|
| |
Caltech LRC Laboratory
This Java applet is intended to show you how a system of a
resistor, a capacitor and an inductor react with one another in a system.
There are a couple of important limitations of this system
-
You can't reorganise the components, or apply the input at
different places
-
You can't observe voltages other than those coded in the
demo
-
Components set to zero are still shown
Notes
- Blue is used for voltage
- Red is used for current
- Stop - shows amplitude and phase
- Run - shows rotating phasors illustrating the exp(jwt)
dependence
- Step - increments the time by a small step
Outline instructions to illustrate key ideas
- Set L to 0 (to exclude the inductor)
- Set C to 0 (to exclude the capacitor)
- Set R to 5 ohms
Note: the graphic display still shows the L and C despite the fact that both
have been 'excluded'. You need to think of them as short-circuits in this
illustration
- Vary the voltage using the slider
- Press Start - NB anticlockwise rotating phasor sketches out a sinusoidal
waveform
Note that the time axis is not 'real' time - it is 100 times slower.
Inductive reactance
- Vary the frequency and voltage using the sliders and observe the effect:
also, note that current and generator voltage are in phase.
Vary the resistance and note that while the current varies, the phase does
not change
- Press Stop, then Step, repeatedly, until the Blue & Red arrows lie at
0 (horizontal, pointing to R)
- Set the frequency to 50 rad/s (about 8 Hz); set voltage to 25 rms; set R
to 5 ohms
- Add some inductance, gradually, up to about 60 mH.

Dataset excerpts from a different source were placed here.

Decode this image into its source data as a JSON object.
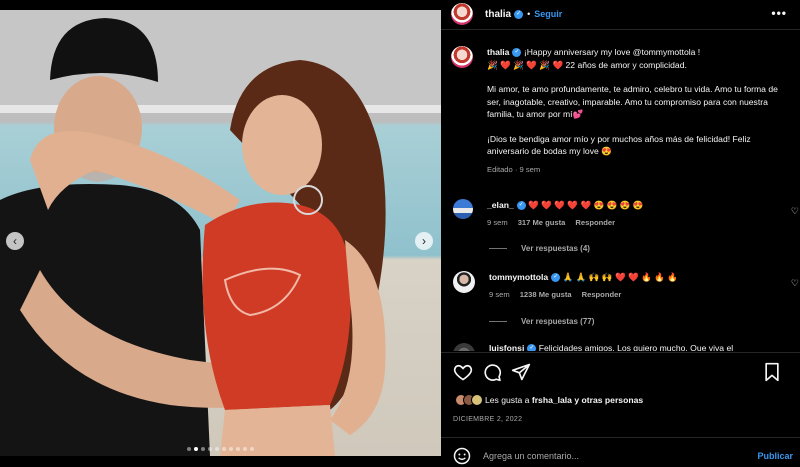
{
  "post": {
    "username": "thalia",
    "follow_label": "Seguir",
    "more_label": "•••",
    "carousel": {
      "slides": 10,
      "active_index": 1
    }
  },
  "caption": {
    "username": "thalia",
    "line1": " ¡Happy anniversary my love @tommymottola !",
    "line2": "🎉 ❤️ 🎉 ❤️ 🎉 ❤️ 22 años de amor y complicidad.",
    "para2": "Mi amor, te amo profundamente, te admiro, celebro tu vida. Amo tu forma de ser, inagotable, creativo, imparable. Amo tu compromiso para con nuestra familia, tu amor por mí💕",
    "para3": "¡Dios te bendiga amor mío y por muchos años más de felicidad! Feliz aniversario de bodas my love 😍",
    "meta": "Editado · 9 sem"
  },
  "comments": [
    {
      "username": "_elan_",
      "text": " ❤️ ❤️ ❤️ ❤️ ❤️ 😍 😍 😍 😍",
      "time": "9 sem",
      "likes": "317 Me gusta",
      "reply_label": "Responder",
      "view_replies": "Ver respuestas (4)"
    },
    {
      "username": "tommymottola",
      "text": " 🙏 🙏 🙌 🙌 ❤️ ❤️ 🔥 🔥 🔥",
      "time": "9 sem",
      "likes": "1238 Me gusta",
      "reply_label": "Responder",
      "view_replies": "Ver respuestas (77)"
    },
    {
      "username": "luisfonsi",
      "text": " Felicidades amigos. Los quiero mucho. Que viva el"
    }
  ],
  "likes": {
    "prefix": "Les gusta a ",
    "user": "frsha_lala",
    "suffix": " y otras personas"
  },
  "date": "DICIEMBRE 2, 2022",
  "composer": {
    "placeholder": "Agrega un comentario...",
    "post_label": "Publicar"
  },
  "colors": {
    "background": "#000000",
    "link_blue": "#3897f0",
    "secondary_text": "#a8a8a8"
  },
  "icons": [
    "heart-icon",
    "comment-icon",
    "share-icon",
    "bookmark-icon",
    "emoji-icon",
    "verified-icon",
    "more-icon"
  ]
}
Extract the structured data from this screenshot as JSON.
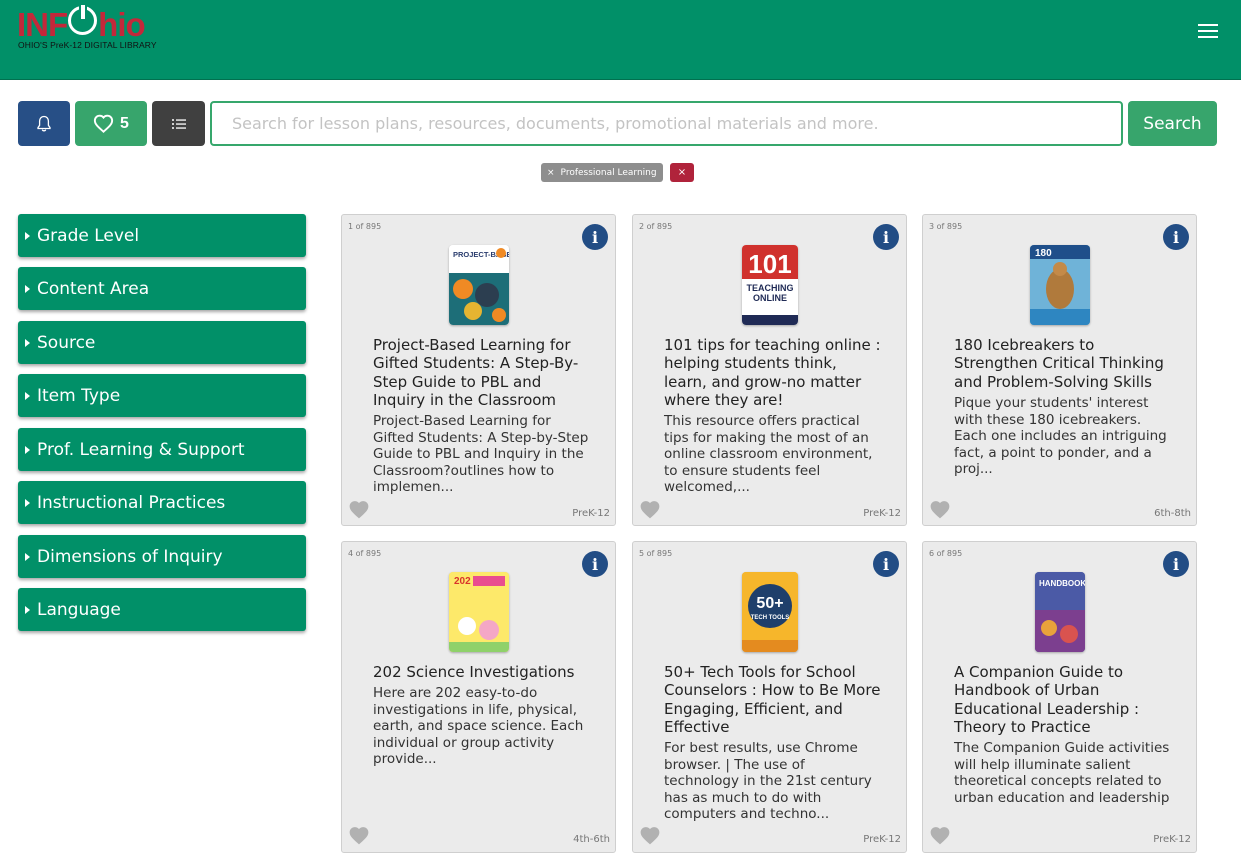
{
  "header": {
    "logo_text_left": "INF",
    "logo_text_right": "hio",
    "logo_tagline": "OHIO'S PreK-12 DIGITAL LIBRARY",
    "menu_icon": "hamburger-menu-icon"
  },
  "toolbar": {
    "bell_icon": "bell-icon",
    "favorites_count": "5",
    "list_icon": "list-icon",
    "search_placeholder": "Search for lesson plans, resources, documents, promotional materials and more.",
    "search_value": "",
    "search_button": "Search"
  },
  "active_filters": {
    "chip_label": "Professional Learning",
    "chip_remove": "×",
    "clear_all": "×"
  },
  "sidebar": {
    "facets": [
      {
        "label": "Grade Level"
      },
      {
        "label": "Content Area"
      },
      {
        "label": "Source"
      },
      {
        "label": "Item Type"
      },
      {
        "label": "Prof. Learning & Support"
      },
      {
        "label": "Instructional Practices"
      },
      {
        "label": "Dimensions of Inquiry"
      },
      {
        "label": "Language"
      }
    ]
  },
  "results": {
    "cards": [
      {
        "count": "1 of 895",
        "title": "Project-Based Learning for Gifted Students: A Step-By-Step Guide to PBL and Inquiry in the Classroom",
        "description": "Project-Based Learning for Gifted Students: A Step-by-Step Guide to PBL and Inquiry in the Classroom?outlines how to implemen...",
        "grade": "PreK-12",
        "cover_text": "PROJECT-BASED LEARNING"
      },
      {
        "count": "2 of 895",
        "title": "101 tips for teaching online : helping students think, learn, and grow-no matter where they are!",
        "description": "This resource offers practical tips for making the most of an online classroom environment, to ensure students feel welcomed,...",
        "grade": "PreK-12",
        "cover_text": "101"
      },
      {
        "count": "3 of 895",
        "title": "180 Icebreakers to Strengthen Critical Thinking and Problem-Solving Skills",
        "description": "Pique your students' interest with these 180 icebreakers. Each one includes an intriguing fact, a point to ponder, and a proj...",
        "grade": "6th-8th",
        "cover_text": "180"
      },
      {
        "count": "4 of 895",
        "title": "202 Science Investigations",
        "description": "Here are 202 easy-to-do investigations in life, physical, earth, and space science. Each individual or group activity provide...",
        "grade": "4th-6th",
        "cover_text": "202"
      },
      {
        "count": "5 of 895",
        "title": "50+ Tech Tools for School Counselors : How to Be More Engaging, Efficient, and Effective",
        "description": "For best results, use Chrome browser. | The use of technology in the 21st century has as much to do with computers and techno...",
        "grade": "PreK-12",
        "cover_text": "50+"
      },
      {
        "count": "6 of 895",
        "title": "A Companion Guide to Handbook of Urban Educational Leadership : Theory to Practice",
        "description": "The Companion Guide activities will help illuminate salient theoretical concepts related to urban education and leadership",
        "grade": "PreK-12",
        "cover_text": "HANDBOOK"
      }
    ]
  },
  "colors": {
    "header_green": "#019068",
    "accent_green": "#37a56c",
    "navy": "#274f86",
    "info_blue": "#224d85",
    "dark_gray": "#404040",
    "logo_red": "#c3283a",
    "clear_red": "#b0233b"
  }
}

Note how the red current phasor begins to lag behind the a/c/w-rotating
voltage phasor. Observe that the CIVIL mnemonic correctly predicts this.
- Vary L - a higher value increases the phase lag
- Vary f to show how the phase and amplitude of the current are affected
Capacitive reactance
- Reduce L to 0 (NB the blue/red phasors now coincide)
- Set f to 100 rad/s
- Set C to 5 mF
Note that the red phasor now leads the blue voltage phasor
- Change C and note that an increase reduces the phase lead
- Change f and note that increasing it reduces the phase lead
Resonance
- Set the capacitance to 8 mF, f to 50 rad/s - I
will lead V by about 30 deg.
- Now set R to 2, V to 14 rms
- Slide the L slider down and note how increasing L reduces the phase lead
seen.
At a certain value of L, the current neither leads nor lags. The
inductive and capacitive reactance have cancelled. This happens at one
characteristic frequency: the resonant frequency.